Numerical study on the sedimentation of single and multiple slippery particles in a Newtonian fluid

The dynamics of a single or a group of slippery spheres settling under gravity in a Newtonian fluid is studied numerically. We focus particularly on the effect of particle surface slip on the sedimentation behavior. The flows containing moving slippery spheres are solved by a three-dimensional lattice Boltzmann model where a kinetic boundary condition is used to handle the slip phenomenon at the curved particle surface. The method is first validated by simulating the slip flow in a cylindrical tube, and the no-slip flows around one and two spheres settling in a container. The hydrodynamic behaviors of one, two and multiple slippery spheres settling under gravity are then investigated. The results for a single sphere show that the surface slip makes the sphere fall faster than a no-slip particle and the wall correction factor decreases as the level of particle-surface slip is increased, indicating a drag reduction caused by the slip condition.
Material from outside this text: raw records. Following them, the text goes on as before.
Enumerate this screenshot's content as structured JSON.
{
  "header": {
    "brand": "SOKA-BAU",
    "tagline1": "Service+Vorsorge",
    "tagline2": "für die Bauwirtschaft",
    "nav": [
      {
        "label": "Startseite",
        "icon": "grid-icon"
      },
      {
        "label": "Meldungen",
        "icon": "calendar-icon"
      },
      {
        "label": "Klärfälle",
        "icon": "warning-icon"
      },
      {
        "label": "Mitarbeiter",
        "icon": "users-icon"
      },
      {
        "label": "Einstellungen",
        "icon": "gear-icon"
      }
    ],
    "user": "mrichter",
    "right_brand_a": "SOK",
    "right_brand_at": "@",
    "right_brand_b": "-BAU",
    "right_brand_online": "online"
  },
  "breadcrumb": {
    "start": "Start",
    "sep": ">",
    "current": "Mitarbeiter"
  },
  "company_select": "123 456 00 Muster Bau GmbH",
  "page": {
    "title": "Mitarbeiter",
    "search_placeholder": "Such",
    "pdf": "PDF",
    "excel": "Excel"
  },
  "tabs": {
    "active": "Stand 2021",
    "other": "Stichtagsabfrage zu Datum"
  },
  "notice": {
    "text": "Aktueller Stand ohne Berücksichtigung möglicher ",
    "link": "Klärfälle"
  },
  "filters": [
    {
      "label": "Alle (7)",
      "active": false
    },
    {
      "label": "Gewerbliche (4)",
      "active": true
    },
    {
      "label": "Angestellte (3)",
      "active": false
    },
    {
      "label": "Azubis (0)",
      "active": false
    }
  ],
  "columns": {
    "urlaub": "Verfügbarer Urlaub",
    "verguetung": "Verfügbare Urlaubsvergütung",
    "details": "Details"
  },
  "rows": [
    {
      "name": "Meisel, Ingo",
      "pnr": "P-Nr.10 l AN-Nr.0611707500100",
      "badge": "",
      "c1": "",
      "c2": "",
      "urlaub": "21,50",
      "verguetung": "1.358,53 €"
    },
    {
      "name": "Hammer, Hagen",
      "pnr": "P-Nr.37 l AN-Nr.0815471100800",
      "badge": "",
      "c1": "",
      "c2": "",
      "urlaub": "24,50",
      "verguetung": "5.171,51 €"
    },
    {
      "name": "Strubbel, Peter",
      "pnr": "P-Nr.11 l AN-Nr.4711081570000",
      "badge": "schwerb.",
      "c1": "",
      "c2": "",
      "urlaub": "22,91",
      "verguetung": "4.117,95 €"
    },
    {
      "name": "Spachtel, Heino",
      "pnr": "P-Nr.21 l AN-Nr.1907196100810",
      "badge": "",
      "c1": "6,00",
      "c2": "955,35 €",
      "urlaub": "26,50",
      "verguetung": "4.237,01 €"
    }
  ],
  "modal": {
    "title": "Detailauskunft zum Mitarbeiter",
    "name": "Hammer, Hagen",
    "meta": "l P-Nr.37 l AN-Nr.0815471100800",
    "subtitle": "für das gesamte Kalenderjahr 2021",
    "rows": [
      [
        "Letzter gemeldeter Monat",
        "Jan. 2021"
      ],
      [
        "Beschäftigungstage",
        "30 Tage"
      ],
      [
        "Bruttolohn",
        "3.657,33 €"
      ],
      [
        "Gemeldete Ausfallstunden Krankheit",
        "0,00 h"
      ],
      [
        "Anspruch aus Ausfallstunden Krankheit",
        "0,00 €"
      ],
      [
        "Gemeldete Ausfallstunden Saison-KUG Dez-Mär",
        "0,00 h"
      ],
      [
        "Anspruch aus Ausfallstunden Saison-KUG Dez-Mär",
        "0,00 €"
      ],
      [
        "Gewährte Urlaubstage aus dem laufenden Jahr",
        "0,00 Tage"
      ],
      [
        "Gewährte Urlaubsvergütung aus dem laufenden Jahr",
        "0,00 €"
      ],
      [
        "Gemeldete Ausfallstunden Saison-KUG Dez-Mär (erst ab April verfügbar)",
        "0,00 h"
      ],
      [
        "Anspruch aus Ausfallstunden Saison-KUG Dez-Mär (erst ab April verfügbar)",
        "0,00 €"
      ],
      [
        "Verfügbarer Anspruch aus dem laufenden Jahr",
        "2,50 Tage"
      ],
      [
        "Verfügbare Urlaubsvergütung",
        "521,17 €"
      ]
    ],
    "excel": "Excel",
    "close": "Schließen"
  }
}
For two settling spheres, when the no-slip particle is placed below the slip one, the two spheres will enter into the kissing phase earlier; on the contrary, deploying the no-slip particle above the slip one, the DKT process does not occur beyond a critical slip level and initial gap distance. If the two spheres are both slippery, the settling dynamics are similar to the no-slip case, but the time duration of the kissing phase decreases. As for the sedimentation of multiple spheres, it is found that the initial geometric arrangement has a significant impact on the sedimentation behavior. In general, slippery spheres in a cluster will experience larger fluctuations in the vertical velocity and position in the accelerated-falling stage, and smaller fluctuations in the decelerated-falling stage.